I can't read into the hearts and minds of the Ferko band's intentions, although as Samantha Melamed
points out, some of the signs carried by the band were literally copied from a web site called "black-face.com." And it is not hard to suss out racial context for their performance; simply go to the comments section of any newspaper or community bulletin board having to do with Philadelphia, find an article having to do with a black person, or crime, or schools, or sometimes just the existence of the city itself, and you will find your context. More so than in any other city I have ever lived in, there is a raw, grotesque, openly-racist resentment on the part of some white citizens (frankly, seems to be mostly ex-citizens who now live in South Jersey) of the mostly-black political establishment that is thought to run Philadelphia. Ironically, that attitude puts the Mummers in the reverse of their nineteenth-century position. Blackface is no longer parody of those below themselves on the ladder of political power, but parody of those imagined to be above. Again, I can't read the minds of Ferkos, nor do I know any of them personally, and for all I know the intent of their performance was merely ignorant of history. The context is unavoidable, however.
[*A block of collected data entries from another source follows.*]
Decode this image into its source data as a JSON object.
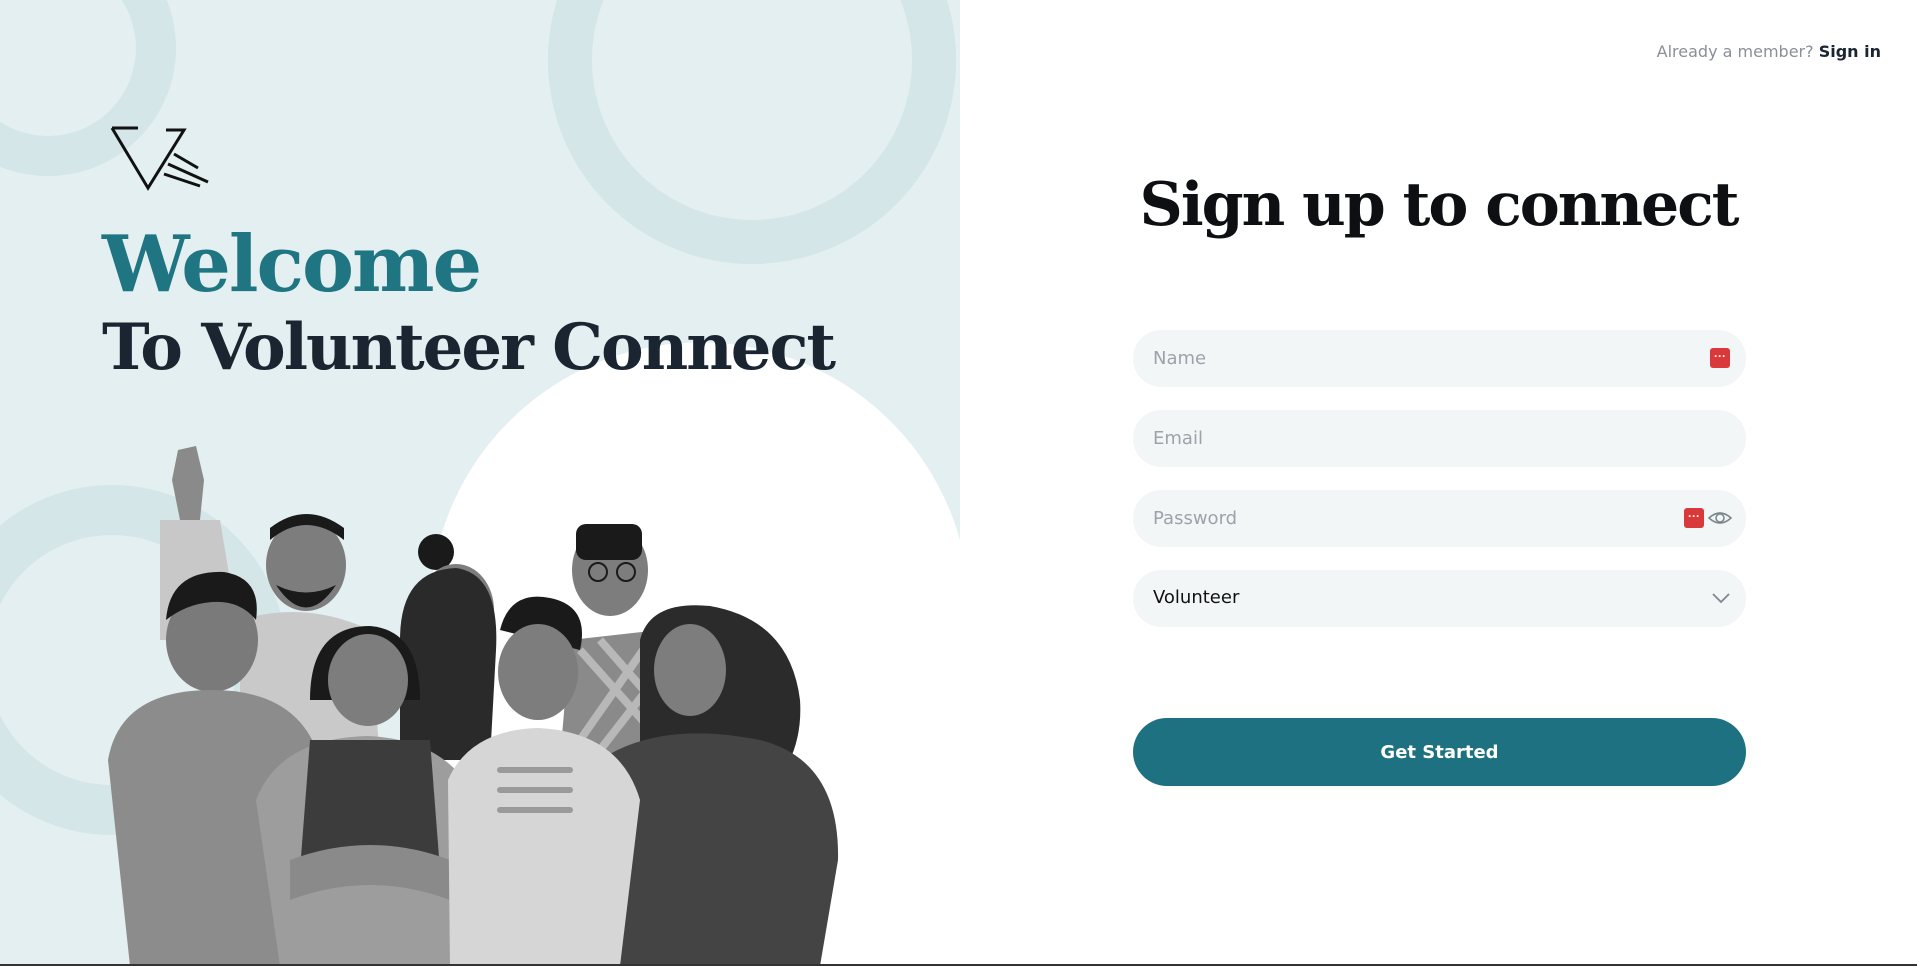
{
  "left": {
    "welcome": "Welcome",
    "subtitle": "To Volunteer Connect",
    "logo_icon": "vc-logo-icon",
    "illustration": "group-of-volunteers-illustration"
  },
  "header": {
    "member_text": "Already a member?",
    "signin_label": "Sign in"
  },
  "form": {
    "heading": "Sign up to connect",
    "name_placeholder": "Name",
    "email_placeholder": "Email",
    "password_placeholder": "Password",
    "role_value": "Volunteer",
    "submit_label": "Get Started"
  },
  "colors": {
    "accent": "#1d7180",
    "welcome": "#1f7682",
    "left_bg": "#e3eff0",
    "field_bg": "#f3f6f7"
  }
}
Needless to say, a lot of people got pissed off, and rightfully so. Samantha Melamed at the City Paper
covers the controversy, including
a link to some of the original 1960s blackface controversy and a predictable quote from the Ferko people. ("heritage blah blah blah never occurred to us to be offended blah blah blah.") A particular interesting reaction is that of Joey Sweeney at Philebrity, who makes
the provocative move of calling upon all of us nouveau Philadelphias (such as myself), the ones who are gentrifying this city, to reject this peculiar heritage. On the other hand, some have seen the inclusion of identifiably-gay drag as evidence of liberal progress; historian Jonathan Zimmerman's
piece for the Inquirer sets up a narrative of such progress, in which this year's inclusion of gay drag is matched with the official ban on blackface as "another welcome blow against bigotry." Zimmerman is uncritical (and his history a little vague) but for another queer defense of the mummers, see the poet CA Conrad's
writing in response to the
Philadelphia magazine attack mentioned above.
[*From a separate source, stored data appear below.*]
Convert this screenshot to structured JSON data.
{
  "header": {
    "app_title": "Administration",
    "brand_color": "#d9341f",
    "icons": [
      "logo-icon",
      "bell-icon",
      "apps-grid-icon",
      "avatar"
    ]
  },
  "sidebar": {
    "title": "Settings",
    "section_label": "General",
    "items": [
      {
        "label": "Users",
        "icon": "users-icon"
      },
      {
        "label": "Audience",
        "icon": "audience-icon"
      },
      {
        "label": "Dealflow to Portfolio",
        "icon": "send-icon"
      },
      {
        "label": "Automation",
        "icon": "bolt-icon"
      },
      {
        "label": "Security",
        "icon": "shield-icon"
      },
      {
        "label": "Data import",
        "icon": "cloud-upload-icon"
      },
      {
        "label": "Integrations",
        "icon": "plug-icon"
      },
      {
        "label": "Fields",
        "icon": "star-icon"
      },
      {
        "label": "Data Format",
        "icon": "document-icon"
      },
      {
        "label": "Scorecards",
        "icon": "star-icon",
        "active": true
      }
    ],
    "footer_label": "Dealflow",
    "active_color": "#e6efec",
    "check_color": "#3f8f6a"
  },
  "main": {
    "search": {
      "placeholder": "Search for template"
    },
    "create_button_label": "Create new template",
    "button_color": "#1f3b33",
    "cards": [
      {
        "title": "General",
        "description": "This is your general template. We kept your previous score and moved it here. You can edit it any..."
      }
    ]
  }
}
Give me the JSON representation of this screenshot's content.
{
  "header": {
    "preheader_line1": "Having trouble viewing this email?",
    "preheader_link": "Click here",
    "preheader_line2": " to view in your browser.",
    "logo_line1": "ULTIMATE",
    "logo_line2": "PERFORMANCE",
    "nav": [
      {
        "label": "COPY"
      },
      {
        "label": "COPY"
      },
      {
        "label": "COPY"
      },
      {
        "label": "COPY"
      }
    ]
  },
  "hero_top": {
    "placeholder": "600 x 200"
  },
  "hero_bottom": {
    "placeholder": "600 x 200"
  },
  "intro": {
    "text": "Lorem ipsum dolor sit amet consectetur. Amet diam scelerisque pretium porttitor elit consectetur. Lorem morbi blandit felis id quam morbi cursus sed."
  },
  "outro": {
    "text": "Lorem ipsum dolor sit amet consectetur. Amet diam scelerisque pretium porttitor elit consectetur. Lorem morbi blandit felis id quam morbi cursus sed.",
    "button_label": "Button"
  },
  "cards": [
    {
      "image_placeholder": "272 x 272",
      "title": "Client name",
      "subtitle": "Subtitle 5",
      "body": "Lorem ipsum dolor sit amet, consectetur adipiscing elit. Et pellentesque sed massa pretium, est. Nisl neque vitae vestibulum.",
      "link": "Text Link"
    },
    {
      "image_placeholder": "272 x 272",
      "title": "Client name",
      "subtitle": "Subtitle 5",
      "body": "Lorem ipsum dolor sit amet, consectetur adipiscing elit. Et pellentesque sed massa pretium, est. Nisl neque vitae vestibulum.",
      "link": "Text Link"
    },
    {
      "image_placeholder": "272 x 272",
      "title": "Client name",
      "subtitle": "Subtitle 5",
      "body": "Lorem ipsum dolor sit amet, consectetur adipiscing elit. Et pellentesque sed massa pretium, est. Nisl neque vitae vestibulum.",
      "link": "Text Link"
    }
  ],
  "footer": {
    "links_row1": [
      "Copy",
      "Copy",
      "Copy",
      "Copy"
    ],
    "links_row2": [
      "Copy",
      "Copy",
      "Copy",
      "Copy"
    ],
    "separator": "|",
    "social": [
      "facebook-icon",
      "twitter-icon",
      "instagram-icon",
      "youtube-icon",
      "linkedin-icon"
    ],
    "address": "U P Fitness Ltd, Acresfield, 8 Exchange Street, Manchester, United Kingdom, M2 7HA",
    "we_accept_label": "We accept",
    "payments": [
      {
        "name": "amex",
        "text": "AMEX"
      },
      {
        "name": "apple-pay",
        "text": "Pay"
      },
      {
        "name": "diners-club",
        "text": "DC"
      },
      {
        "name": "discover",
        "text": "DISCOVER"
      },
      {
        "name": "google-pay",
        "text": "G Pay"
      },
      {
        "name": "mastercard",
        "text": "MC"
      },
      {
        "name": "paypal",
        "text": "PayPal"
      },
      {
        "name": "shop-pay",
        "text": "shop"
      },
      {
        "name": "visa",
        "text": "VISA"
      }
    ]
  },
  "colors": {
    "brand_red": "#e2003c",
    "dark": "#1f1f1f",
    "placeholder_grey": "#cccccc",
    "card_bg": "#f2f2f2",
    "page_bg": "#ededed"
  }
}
What to make of all this? This is where the fast-moving landscape of race, class, and sexuality, pressed down by the weight of history, renders me somewhat speechless. The ease at which some members of the gay community gloss over the blackface issue in favor of some limited kind of notion of "progress" troubles me, but so does my own position as someone who is very much the target of the Mummers tradition, and an outsider to that history. Ideally there would, I think, be some sort of "oppositional spectatorship" as Tavia Nyong'o puts it in his
writing on racial kitsch, but as he points out even at its best that kind of oppositionality might not be "overcome its ability to reproduce scapegoating." (388) And in my limited experience in Philadelphia, there has not been such oppositional work; I'm not aware of attempts (please let me know if there have been some!) by African American performers to undermine Mummers blackface through further parody and commentary, and that's quite understandable. It's one thing to curate collections of racial kitsch, but another to be faced with actual living racist kitsch.
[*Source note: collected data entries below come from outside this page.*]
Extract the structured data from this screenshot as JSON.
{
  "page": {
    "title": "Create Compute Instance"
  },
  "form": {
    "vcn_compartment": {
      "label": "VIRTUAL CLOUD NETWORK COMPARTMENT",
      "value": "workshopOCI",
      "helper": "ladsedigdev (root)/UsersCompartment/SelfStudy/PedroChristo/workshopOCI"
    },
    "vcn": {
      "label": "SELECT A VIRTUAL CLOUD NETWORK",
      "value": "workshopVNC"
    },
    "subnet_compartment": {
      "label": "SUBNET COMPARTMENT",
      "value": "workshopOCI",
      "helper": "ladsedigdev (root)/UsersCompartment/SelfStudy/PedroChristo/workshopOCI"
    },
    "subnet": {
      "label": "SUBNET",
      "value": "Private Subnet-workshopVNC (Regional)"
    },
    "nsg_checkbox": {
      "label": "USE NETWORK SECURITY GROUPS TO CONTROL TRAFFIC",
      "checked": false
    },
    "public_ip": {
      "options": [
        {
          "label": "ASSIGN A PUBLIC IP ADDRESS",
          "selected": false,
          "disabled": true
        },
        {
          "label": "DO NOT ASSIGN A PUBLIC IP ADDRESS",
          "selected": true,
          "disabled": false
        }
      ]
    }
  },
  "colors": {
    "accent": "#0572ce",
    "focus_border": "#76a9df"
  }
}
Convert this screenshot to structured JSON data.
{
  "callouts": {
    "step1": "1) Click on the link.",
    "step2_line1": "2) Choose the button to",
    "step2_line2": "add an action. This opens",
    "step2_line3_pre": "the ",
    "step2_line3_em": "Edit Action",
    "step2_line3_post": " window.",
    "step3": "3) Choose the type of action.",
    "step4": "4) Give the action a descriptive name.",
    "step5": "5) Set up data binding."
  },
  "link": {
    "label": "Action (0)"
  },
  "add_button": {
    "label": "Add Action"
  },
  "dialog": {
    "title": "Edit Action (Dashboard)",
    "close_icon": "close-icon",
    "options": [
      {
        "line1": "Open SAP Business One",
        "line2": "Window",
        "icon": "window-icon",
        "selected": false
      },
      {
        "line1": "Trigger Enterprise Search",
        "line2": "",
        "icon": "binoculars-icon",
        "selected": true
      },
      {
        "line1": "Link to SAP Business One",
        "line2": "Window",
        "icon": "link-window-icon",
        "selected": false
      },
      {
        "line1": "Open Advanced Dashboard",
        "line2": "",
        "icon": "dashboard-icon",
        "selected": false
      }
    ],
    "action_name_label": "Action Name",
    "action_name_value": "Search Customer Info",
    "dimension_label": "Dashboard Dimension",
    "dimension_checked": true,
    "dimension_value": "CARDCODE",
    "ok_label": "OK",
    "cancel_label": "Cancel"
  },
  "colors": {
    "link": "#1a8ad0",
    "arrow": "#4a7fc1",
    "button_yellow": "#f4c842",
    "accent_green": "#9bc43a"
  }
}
We find ourselves mired in this political stasis where on New Year's Day in Philadelphia, the black and white, and the poor and wealthy remain poised to attack one another. It would be one thing were this limited to New Year's Day, but we also have to read these divisions against the myriad other faultlines of the city: the neighborhood battles over gentrification in Point Breeze, the assaults on Asian kids at South Philly High, the labor disputes of the Goldtex project, the continuing defunding (by the state) and privatization (by the city) of the public school system, just to name a few. And the epic minstrel show that is the United States of America continues on.